虐待予防でモデル事業 多機能化促進で新たな保育所像を模索〈こども家庭庁〉

2022年0913 福祉新聞編集部

 2023年4月に発足するこども家庭庁は来年度から、保育所が育児不安を抱える家庭などに対して相談支援のモデル事業を実施する。保育所が市町村とも連携するなど虐待の予防に向けた取り組みを強化。待機児童が減る中、多機能化を進めることで、新たな保育所像を模索する。

多機能化

 「保育所のノウハウを生かせるよう地域の子育て支援など多機能化を進めていく」――。8月30日の会見で今後の保育政策を問われた加藤勝信・厚生労働大臣はこう強調した。

 

 来年度のモデル事業では、定員に空きのある保育所や認定こども園などが、保育所などに通っていない未就園児を週1~2日程度、定期的に受け入れる。
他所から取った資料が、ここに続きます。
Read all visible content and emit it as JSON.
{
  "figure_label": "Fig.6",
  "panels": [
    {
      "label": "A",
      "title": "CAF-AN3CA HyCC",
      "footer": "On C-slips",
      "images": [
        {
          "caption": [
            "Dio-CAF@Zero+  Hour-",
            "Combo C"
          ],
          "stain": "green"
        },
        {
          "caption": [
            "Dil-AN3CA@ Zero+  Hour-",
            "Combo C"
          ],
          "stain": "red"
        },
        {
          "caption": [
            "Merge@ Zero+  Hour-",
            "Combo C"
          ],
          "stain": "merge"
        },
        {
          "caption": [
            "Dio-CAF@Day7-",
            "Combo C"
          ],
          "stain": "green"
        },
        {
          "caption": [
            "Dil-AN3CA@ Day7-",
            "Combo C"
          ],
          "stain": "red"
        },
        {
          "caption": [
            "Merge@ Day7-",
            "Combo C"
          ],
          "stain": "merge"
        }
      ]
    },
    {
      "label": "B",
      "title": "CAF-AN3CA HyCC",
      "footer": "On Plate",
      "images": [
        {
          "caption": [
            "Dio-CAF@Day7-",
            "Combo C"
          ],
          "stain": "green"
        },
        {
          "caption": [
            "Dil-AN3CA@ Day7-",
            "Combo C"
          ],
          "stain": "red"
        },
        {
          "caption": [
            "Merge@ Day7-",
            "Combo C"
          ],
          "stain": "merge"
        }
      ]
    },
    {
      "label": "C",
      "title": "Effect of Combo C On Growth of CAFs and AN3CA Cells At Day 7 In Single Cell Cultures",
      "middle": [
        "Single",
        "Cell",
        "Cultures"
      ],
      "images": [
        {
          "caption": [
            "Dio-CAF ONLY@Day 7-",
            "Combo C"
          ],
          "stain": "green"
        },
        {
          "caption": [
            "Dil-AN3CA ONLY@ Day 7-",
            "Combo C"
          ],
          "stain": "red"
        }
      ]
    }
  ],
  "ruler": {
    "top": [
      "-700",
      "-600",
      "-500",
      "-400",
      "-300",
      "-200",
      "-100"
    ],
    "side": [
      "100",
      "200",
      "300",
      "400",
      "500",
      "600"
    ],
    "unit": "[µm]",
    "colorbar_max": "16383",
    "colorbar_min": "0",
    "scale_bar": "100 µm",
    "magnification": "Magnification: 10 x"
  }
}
また、保護者と定期面談も行う。

 

 理由を問わず在園児以外を受け入れる「一時預かり」とは異なり、保護者や子どもと継続的に関わることがポイントになるという。

 

 取り組みの中で、育児不安や孤立、貧困など課題を抱える家庭がいれば、保育所が市町村や関係機関と連携。定期的に打ち合わせしながら支援計画も作る。

 

 モデル事業は全国30カ所を予定。実施主体は市町村で、費用は国が全額負担する。

 

 補助単価は、1施設当たり定期的な預かりが708万円。さらに、要支援家庭を支援すると378万円の加算がつき、最大1086万円を想定している。

 

 厚労省によると全国の未就園児は約182万人で、うち2歳以下が97%を占めるという。

重要なインフラ

 モデル事業は、保育所が地域の子育て家庭をサポートし、虐待予防の役割を担う多機能化が狙いだ。

 

 民間調査でも「悩みを話せる人がほしい」などと答えた保護者が5割を超える結果が出ており、支援ニーズは高いとみている。

 

 また虐待死した子どものうち、2歳以下が6割を超えているのが現状。厚労省はこうした未就園児の家庭のサポートが虐待予防のカギになるとみている。

 

 一方、背景には待機児童の減少もある。今年4月時点で全国の待機児童は2944人と過去最少に。すでに全国の市区町村の約9割で待機児童はおらず保育所の倒産や統廃合も起きている。

 

 そのため保育政策は岐路を迎えており、現場の危機感も強い。

 

 保育三団体協議会は今年6月、政府に対して地域で保育の場を確保する施策を要望。すでに経営困難な保育所もあるとして「保育機能が無くなれば、地域の消滅につながる」と訴えた。

 

 厚労省子ども家庭局は「保育所は地域で子育て家庭を支えるインフラとして非常に重要だ。モデル事業で保育所による要支援家庭への関わり方などを具体的に検討できれば」としている。